Edward and Bella were as beautiful and perfect as I remembered.

The guilt grew heavier as I saw the unconditional love and happiness in my mother's eyes. She had forgiven me the moment I walked away from her. The moment I chose him over my family.

My father was harder to read. His face was wiped clean of any emotions. His hand was tight around my mother's. He still did not trust me, and the doubt hurt. I wish I could say his mistrust was unfounded, but unfortunately there was a time when I would have been capable of hurting them so much more.

"Renesmee."

Hearing my name from my mother's lips brought up all my emotion to the surface. It took everything I had not to run up and throw myself in her arms. I needed to be held by my mother, because I knew that was the only place I might find peace, even if it were only for a few minutes.

Bella had always been easy to read. She was no more capable of deception now than before when she was human. It was one of the many qualities my father fell in love with.

She pulled her hand out of Dad's and started walking slowly towards me. "Bella," my Dad called after her. The fear was clear in his voice. He would have probably physically restrained her if he though it would actually do any good. He knew there was no way he could come between a mother and her daughter.

"Renesmee," said my mother again as she came up in front of me. Her arms came up and I was powerless to stop. I threw my arms around her and held on as tight as I could.

Being half human gave me the ability to cry, during both happy and sad occasions. This moment was no exception. The floodgate of tears opened and the next thing I knew I was bawling in my mother's arms. Physically touching gave me the ability to show her everything I was thinking. At the moment she saw every reprehensible memory and emotion I had experienced since leaving. Her arms tightened around me and never was I more grateful for her strength. I knew nothing could ever hurt me while I was with my mother.

I don't know how many minutes or hours passed. I just knew that I was so glad to be home.

I heard Dad sigh quietly behind. His face was down and out of sight, but I had heard pain in his breath. I knew he was battling with himself, trying to decide if it was right to trust his daughter again.

My mom released me, but took my hand and led me towards Dad. As we drew closer my father actually took a step back. The rejection hurt deeply, like throwing acid on a flesh wound. I knew I deserved no less, but that did not help ease the pain. He was my father, and a part of me had still hoped that he would forgive me.

"Dad," I whispered to him.

I knew he could read my mind, but I still had to say the words out loud.

"I know that I deserve no less than your eternal hate. What I did was unforgivable and the time that I spend away from you and mom…"

I choked up, my throat still rough from the crying bout with mom. This was perhaps the hardest thing I ever had to do, but I would apologize to my family, even it was the last thing I ever did.

"I'm sorry. I'm so sorry for hurting you and for hurting Mom. I'm sorry for turning into one of the soulless creatures you have always despised.
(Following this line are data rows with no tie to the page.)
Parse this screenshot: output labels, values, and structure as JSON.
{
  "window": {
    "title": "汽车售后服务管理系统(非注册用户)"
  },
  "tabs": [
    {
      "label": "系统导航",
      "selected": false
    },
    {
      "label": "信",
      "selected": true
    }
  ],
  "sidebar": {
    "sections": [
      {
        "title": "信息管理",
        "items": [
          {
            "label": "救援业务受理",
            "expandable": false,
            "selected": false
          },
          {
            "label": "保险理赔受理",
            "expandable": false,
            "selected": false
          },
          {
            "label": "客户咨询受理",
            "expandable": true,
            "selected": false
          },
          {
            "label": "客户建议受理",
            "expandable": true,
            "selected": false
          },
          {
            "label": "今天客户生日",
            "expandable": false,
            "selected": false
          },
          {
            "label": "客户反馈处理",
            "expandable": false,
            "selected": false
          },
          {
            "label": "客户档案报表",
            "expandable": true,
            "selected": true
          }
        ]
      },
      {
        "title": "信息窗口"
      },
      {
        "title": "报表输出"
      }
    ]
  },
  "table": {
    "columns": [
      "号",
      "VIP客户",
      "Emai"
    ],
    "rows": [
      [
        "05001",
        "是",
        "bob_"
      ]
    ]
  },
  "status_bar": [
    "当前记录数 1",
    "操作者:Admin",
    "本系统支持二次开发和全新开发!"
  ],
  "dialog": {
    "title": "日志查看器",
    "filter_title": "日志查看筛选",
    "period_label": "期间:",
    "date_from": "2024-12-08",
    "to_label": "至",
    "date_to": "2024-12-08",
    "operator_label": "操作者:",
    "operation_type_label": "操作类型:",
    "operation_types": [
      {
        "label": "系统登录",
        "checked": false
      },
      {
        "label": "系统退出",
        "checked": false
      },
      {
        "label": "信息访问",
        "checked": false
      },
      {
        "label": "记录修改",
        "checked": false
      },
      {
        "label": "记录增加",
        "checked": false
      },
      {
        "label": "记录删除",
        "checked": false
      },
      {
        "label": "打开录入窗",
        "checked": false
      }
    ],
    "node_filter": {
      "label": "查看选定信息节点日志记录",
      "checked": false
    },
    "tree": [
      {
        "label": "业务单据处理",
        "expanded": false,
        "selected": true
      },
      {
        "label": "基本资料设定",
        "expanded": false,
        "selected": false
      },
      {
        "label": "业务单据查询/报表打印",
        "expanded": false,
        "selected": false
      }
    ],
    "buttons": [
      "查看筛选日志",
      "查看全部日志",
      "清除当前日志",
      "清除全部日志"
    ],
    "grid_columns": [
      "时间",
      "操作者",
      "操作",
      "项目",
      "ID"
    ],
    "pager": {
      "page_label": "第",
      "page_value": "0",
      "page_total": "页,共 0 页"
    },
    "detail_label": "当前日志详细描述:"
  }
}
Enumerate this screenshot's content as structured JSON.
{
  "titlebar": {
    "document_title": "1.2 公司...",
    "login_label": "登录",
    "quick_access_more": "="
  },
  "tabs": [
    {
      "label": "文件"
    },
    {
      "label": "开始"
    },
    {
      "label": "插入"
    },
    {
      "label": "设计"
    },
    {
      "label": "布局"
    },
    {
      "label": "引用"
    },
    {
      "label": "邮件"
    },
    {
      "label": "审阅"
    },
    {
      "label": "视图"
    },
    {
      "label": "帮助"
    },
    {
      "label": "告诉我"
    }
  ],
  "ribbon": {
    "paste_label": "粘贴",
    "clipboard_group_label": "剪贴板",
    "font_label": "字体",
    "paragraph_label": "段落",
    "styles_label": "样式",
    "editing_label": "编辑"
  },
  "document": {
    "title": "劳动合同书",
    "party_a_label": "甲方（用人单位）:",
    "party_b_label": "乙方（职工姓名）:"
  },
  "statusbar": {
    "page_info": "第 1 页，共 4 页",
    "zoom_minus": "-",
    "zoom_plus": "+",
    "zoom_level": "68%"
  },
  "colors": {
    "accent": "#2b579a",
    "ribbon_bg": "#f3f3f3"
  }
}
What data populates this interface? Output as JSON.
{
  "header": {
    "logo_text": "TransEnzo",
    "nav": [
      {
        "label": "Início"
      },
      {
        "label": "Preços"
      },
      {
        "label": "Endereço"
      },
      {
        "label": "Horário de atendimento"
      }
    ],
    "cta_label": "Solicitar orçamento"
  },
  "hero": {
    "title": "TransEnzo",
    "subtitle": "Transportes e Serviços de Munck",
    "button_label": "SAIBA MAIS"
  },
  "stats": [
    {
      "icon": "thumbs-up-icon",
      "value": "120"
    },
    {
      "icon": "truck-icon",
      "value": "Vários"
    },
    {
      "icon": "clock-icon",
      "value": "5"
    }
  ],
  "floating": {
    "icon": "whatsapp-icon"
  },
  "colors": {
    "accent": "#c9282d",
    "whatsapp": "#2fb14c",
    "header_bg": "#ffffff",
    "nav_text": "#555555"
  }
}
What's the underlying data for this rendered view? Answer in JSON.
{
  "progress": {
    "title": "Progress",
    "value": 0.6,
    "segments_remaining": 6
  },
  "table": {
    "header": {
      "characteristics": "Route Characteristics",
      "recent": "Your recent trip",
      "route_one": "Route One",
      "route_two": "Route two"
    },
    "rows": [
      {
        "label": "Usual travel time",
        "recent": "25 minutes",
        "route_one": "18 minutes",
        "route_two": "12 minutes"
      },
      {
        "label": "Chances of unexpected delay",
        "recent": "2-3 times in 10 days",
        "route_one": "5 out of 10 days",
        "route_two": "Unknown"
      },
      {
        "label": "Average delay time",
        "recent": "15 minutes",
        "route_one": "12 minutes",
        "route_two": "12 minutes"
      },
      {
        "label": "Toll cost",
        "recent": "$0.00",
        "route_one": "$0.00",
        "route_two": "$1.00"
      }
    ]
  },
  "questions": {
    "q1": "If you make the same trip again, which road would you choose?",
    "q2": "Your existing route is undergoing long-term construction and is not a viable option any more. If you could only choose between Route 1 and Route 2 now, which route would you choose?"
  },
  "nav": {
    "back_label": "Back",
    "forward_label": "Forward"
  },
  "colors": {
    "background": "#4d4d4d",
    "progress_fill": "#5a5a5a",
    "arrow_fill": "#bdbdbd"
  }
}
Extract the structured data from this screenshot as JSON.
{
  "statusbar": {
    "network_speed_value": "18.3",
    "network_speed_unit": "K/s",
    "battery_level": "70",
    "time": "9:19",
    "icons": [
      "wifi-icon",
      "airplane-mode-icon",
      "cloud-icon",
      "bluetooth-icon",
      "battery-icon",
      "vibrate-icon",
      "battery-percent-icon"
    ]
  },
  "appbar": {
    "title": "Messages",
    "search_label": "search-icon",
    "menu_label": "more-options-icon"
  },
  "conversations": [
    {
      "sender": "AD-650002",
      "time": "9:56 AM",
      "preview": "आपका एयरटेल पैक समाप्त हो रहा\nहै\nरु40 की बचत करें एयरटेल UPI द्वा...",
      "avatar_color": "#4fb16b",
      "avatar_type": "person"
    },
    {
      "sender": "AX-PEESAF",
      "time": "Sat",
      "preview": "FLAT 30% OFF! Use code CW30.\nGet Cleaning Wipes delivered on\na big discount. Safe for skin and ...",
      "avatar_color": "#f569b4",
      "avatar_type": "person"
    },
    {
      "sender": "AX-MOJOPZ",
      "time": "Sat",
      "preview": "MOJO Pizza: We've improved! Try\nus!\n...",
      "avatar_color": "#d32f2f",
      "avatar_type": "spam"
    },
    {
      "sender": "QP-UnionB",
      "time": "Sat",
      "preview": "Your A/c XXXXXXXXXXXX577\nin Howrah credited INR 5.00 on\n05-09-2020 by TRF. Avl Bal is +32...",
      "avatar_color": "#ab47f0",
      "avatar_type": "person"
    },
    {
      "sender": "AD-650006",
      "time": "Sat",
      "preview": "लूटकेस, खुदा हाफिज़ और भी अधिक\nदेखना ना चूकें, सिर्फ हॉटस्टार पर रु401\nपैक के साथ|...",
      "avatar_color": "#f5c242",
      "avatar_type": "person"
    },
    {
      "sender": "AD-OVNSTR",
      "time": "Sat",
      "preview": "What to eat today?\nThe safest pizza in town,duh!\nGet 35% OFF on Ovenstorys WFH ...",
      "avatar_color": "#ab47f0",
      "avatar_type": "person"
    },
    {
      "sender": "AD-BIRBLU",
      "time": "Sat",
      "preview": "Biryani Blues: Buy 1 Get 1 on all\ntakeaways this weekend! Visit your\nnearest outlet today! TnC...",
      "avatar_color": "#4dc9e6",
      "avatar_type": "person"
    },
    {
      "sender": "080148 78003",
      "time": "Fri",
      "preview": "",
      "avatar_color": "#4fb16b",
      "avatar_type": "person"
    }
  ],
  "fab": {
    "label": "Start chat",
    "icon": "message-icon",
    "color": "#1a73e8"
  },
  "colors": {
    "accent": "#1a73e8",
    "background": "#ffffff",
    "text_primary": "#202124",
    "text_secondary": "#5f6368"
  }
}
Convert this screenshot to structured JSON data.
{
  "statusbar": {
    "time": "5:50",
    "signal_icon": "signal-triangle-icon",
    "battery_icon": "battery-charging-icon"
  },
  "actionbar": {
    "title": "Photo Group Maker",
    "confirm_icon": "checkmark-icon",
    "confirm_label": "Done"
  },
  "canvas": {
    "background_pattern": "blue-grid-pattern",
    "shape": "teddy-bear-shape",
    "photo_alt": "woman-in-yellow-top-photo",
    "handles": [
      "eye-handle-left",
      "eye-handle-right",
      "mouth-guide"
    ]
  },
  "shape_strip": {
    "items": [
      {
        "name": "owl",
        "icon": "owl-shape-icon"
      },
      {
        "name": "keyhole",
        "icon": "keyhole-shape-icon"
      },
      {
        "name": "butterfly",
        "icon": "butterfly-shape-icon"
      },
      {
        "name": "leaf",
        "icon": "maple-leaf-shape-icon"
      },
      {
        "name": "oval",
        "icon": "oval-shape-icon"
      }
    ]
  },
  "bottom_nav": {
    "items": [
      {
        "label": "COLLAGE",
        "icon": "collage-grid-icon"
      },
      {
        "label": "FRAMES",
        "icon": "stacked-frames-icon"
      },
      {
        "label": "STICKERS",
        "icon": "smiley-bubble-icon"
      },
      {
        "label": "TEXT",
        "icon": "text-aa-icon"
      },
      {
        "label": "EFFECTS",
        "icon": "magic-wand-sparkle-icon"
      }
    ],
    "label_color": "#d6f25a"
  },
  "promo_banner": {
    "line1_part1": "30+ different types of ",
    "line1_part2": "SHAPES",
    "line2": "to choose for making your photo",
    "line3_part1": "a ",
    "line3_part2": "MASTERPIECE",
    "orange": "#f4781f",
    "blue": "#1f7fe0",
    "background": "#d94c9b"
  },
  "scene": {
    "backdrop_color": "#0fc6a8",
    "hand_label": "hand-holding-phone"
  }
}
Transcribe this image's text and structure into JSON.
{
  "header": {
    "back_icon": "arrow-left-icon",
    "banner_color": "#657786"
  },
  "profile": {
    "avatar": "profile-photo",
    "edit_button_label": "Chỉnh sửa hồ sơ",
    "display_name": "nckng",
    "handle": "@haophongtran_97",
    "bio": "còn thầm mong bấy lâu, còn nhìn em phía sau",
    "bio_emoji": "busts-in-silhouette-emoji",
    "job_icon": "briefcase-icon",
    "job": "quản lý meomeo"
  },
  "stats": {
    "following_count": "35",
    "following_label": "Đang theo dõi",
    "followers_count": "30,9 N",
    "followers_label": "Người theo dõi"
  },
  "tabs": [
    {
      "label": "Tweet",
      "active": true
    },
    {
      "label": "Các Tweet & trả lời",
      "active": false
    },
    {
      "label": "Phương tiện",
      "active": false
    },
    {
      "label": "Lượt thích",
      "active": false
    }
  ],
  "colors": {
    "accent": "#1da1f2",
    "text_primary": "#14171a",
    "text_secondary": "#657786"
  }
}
I can't ask you to trust me, or love me the way you did before, but I hope you can see that I only want to help you and the rest of the family. Please say you will let me."

Dad stood silently while I went through my apology. His face had been turned away from me the whole time. It seemed like my worst nightmare was about to come true. Dad was going to sent me away.

Edward scoffed amusingly, surprising me with his reaction.

"As if your mother would ever allow me to do such a thing. As if I could ever do such a thing," he said. His face finally turning and looking at me.

I wasn't sure what to make of his comment.

"You are my daughter as well, Renesmee. Even when I knew what you were doing, I never stopped hoping that one day you would repent and come back to us."

His words were like a ray of sunshine to the dark, vast wasteland that had been my life for so long. I stared gasping for air, hardly daring to believe my good fortune.

"I will always love you Renesmee, and of course I forgive you."

I released Mom's hand and flung myself into Dad's arms. I buried my face in his throat, breathing in his sweet, comforting fragrance. Much to my embarrassment, I started sobbing hysterically again. Dad simply held me tightly against his body while I wrapped my arms around his neck in a chokehold.

For decades I had prided myself on keeping my emotions under control, but today none of that seemed to matter. I was home, I was finally with my parents, where I belonged.